Zumal manch einer wie immer reagiert: reflexartig. Mit viel Verständnis für die Falschen und viel unterschwelliger Kritik an jenen, die für den Staat stehen und das Recht unter immer schwieriger werdenden Bedingungen schützen. Als ob sich das Land und die Gesellschaft nicht verändern hätten. Prinzipiell ist es ja richtig, dem Staat nicht bedingungslos zu vertrauen. Prinzipiell ist es auch nötig, kritisch zu sein und nachzufragen. Nur der Zeitpunkt ist falsch. Bei der inneren Sicherheit ist die Realität über die Grünen hinweggefegt. Ihnen fehlen überzeugende Antworten. Was wiederum nicht neu ist: Schon seit Jahren hat die Partei ein Händchen dafür, in Kernfragen programmatisch an gesellschaftlichen Erwartungen vorbei zu operieren. Der Veggie Day und die Steuererhöhungen aus dem Wahlkampf 2013 lassen grüßen. Jetzt also die innere Sicherheit.
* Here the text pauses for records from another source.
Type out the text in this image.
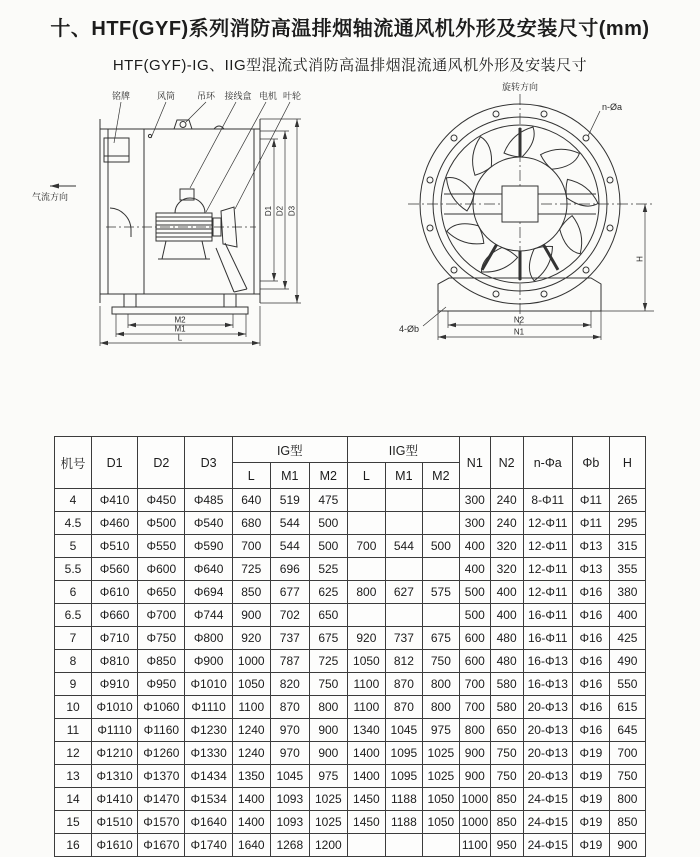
十、HTF(GYF)系列消防高温排烟轴流通风机外形及安装尺寸(mm)
HTF(GYF)-IG、IIG型混流式消防高温排烟混流通风机外形及安装尺寸
铭牌	风筒 吊环 接线盒 电机 叶轮
气流方向
D1 D2 D3
M2
M1
L
旋转方向
n-Øa
4-Øb
N2
N1
H
机号	D1	D2	D3	IG型			IIG型			N1	N2	n-Φa	Φb	H
				L	M1	M2	L	M1	M2					
4	Φ410	Φ450	Φ485	640	519	475				300	240	8-Φ11	Φ11	265
4.5	Φ460	Φ500	Φ540	680	544	500				300	240	12-Φ11	Φ11	295
5	Φ510	Φ550	Φ590	700	544	500	700	544	500	400	320	12-Φ11	Φ13	315
5.5	Φ560	Φ600	Φ640	725	696	525				400	320	12-Φ11	Φ13	355
6	Φ610	Φ650	Φ694	850	677	625	800	627	575	500	400	12-Φ11	Φ16	380
6.5	Φ660	Φ700	Φ744	900	702	650				500	400	16-Φ11	Φ16	400
7	Φ710	Φ750	Φ800	920	737	675	920	737	675	600	480	16-Φ11	Φ16	425
8	Φ810	Φ850	Φ900	1000	787	725	1050	812	750	600	480	16-Φ13	Φ16	490
9	Φ910	Φ950	Φ1010	1050	820	750	1100	870	800	700	580	16-Φ13	Φ16	550
10	Φ1010	Φ1060	Φ1110	1100	870	800	1100	870	800	700	580	20-Φ13	Φ16	615
11	Φ1110	Φ1160	Φ1230	1240	970	900	1340	1045	975	800	650	20-Φ13	Φ16	645
12	Φ1210	Φ1260	Φ1330	1240	970	900	1400	1095	1025	900	750	20-Φ13	Φ19	700
13	Φ1310	Φ1370	Φ1434	1350	1045	975	1400	1095	1025	900	750	20-Φ13	Φ19	750
14	Φ1410	Φ1470	Φ1534	1400	1093	1025	1450	1188	1050	1000	850	24-Φ15	Φ19	800
15	Φ1510	Φ1570	Φ1640	1400	1093	1025	1450	1188	1050	1000	850	24-Φ15	Φ19	850
16	Φ1610	Φ1670	Φ1740	1640	1268	1200				1100	950	24-Φ15	Φ19	900
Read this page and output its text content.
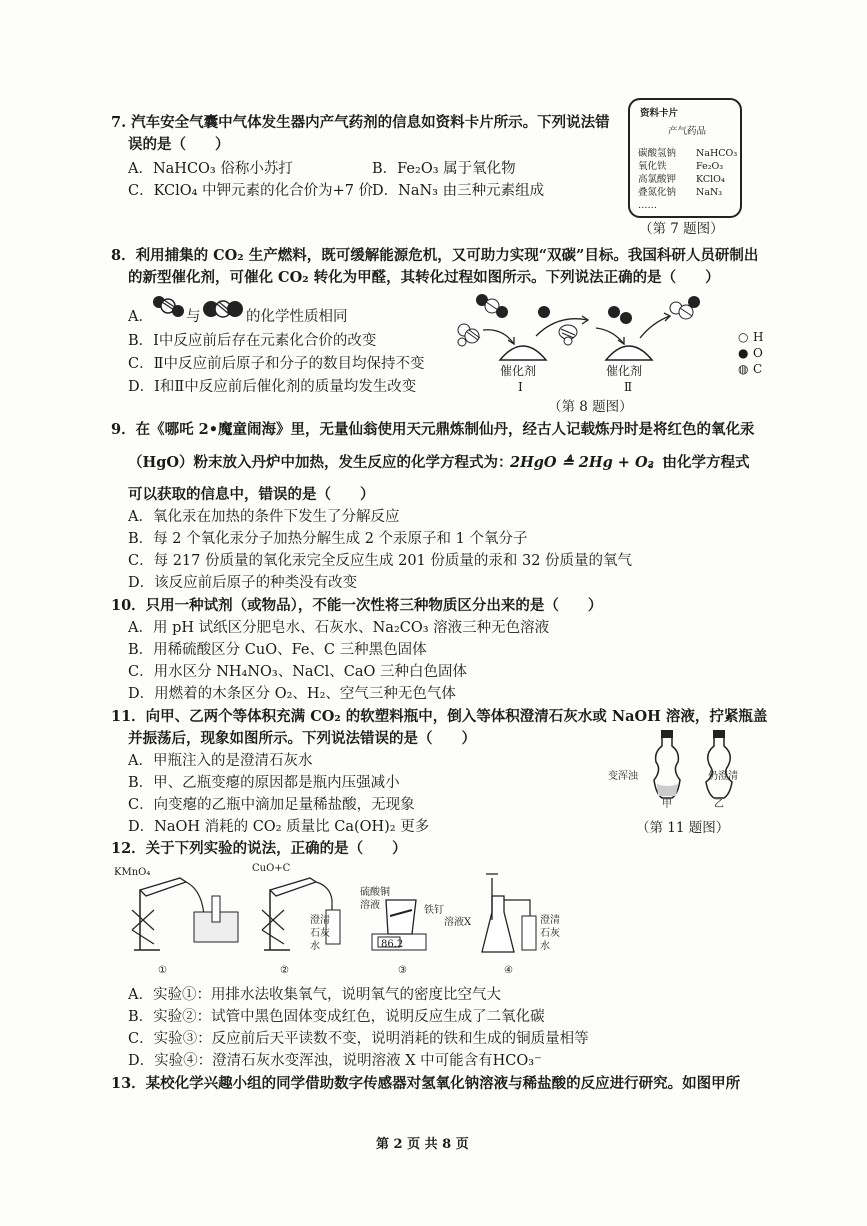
7. 汽车安全气囊中气体发生器内产气药剂的信息如资料卡片所示。下列说法错
误的是（　　）
A．NaHCO₃ 俗称小苏打	B．Fe₂O₃ 属于氧化物
C．KClO₄ 中钾元素的化合价为+7 价
D．NaN₃ 由三种元素组成
资料卡片
产气药品
碳酸氢钠 NaHCO₃
氧化铁	Fe₂O₃
高氯酸钾 KClO₄
叠氮化钠 NaN₃
……
（第 7 题图）
8．利用捕集的 CO₂ 生产燃料，既可缓解能源危机，又可助力实现“双碳”目标。我国科研人员研制出
的新型催化剂，可催化 CO₂ 转化为甲醛，其转化过程如图所示。下列说法正确的是（　　）
A． 与	的化学性质相同
B．Ⅰ中反应前后存在元素化合价的改变
C．Ⅱ中反应前后原子和分子的数目均保持不变
D．Ⅰ和Ⅱ中反应前后催化剂的质量均发生改变
催化剂
Ⅰ
催化剂
Ⅱ
○ H
● O
◍ C
（第 8 题图）
9．在《哪吒 2•魔童闹海》里，无量仙翁使用天元鼎炼制仙丹，经古人记载炼丹时是将红色的氧化汞
（HgO）粉末放入丹炉中加热，发生反应的化学方程式为：
2HgO ≜ 2Hg + O₂ ↑
。由化学方程式
可以获取的信息中，错误的是（　　）
A．氧化汞在加热的条件下发生了分解反应
B．每 2 个氧化汞分子加热分解生成 2 个汞原子和 1 个氧分子
C．每 217 份质量的氧化汞完全反应生成 201 份质量的汞和 32 份质量的氧气
D．该反应前后原子的种类没有改变
10．只用一种试剂（或物品），不能一次性将三种物质区分出来的是（　　）
A．用 pH 试纸区分肥皂水、石灰水、Na₂CO₃ 溶液三种无色溶液
B．用稀硫酸区分 CuO、Fe、C 三种黑色固体
C．用水区分 NH₄NO₃、NaCl、CaO 三种白色固体
D．用燃着的木条区分 O₂、H₂、空气三种无色气体
11．向甲、乙两个等体积充满 CO₂ 的软塑料瓶中，倒入等体积澄清石灰水或 NaOH 溶液，拧紧瓶盖
并振荡后，现象如图所示。下列说法错误的是（　　）
A．甲瓶注入的是澄清石灰水
B．甲、乙瓶变瘪的原因都是瓶内压强减小
C．向变瘪的乙瓶中滴加足量稀盐酸，无现象
D．NaOH 消耗的 CO₂ 质量比 Ca(OH)₂ 更多
变浑浊	仍澄清
甲	乙
（第 11 题图）
12．关于下列实验的说法，正确的是（　　）
KMnO₄	CuO+C
澄清石灰水
硫酸铜溶液	铁钉
86.2
溶液X	澄清石灰水
①	②	③	④
A．实验①：用排水法收集氧气，说明氧气的密度比空气大
B．实验②：试管中黑色固体变成红色，说明反应生成了二氧化碳
C．实验③：反应前后天平读数不变，说明消耗的铁和生成的铜质量相等
D．实验④：澄清石灰水变浑浊，说明溶液 X 中可能含有HCO₃⁻
13．某校化学兴趣小组的同学借助数字传感器对氢氧化钠溶液与稀盐酸的反应进行研究。如图甲所
第 2 页 共 8 页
Deshalb fängt das Bundestagswahljahr für die Ökopaxe so mies an, wie das vorige durch den ebenfalls bizarren Streit um Steuerfragen endete. Ob die Partei es schafft, sich in den nächsten Wochen aus ihrem inhaltlichen Dilemma zu befreien, wird spannend zu beobachten sein. Die Chancen stehen schlecht.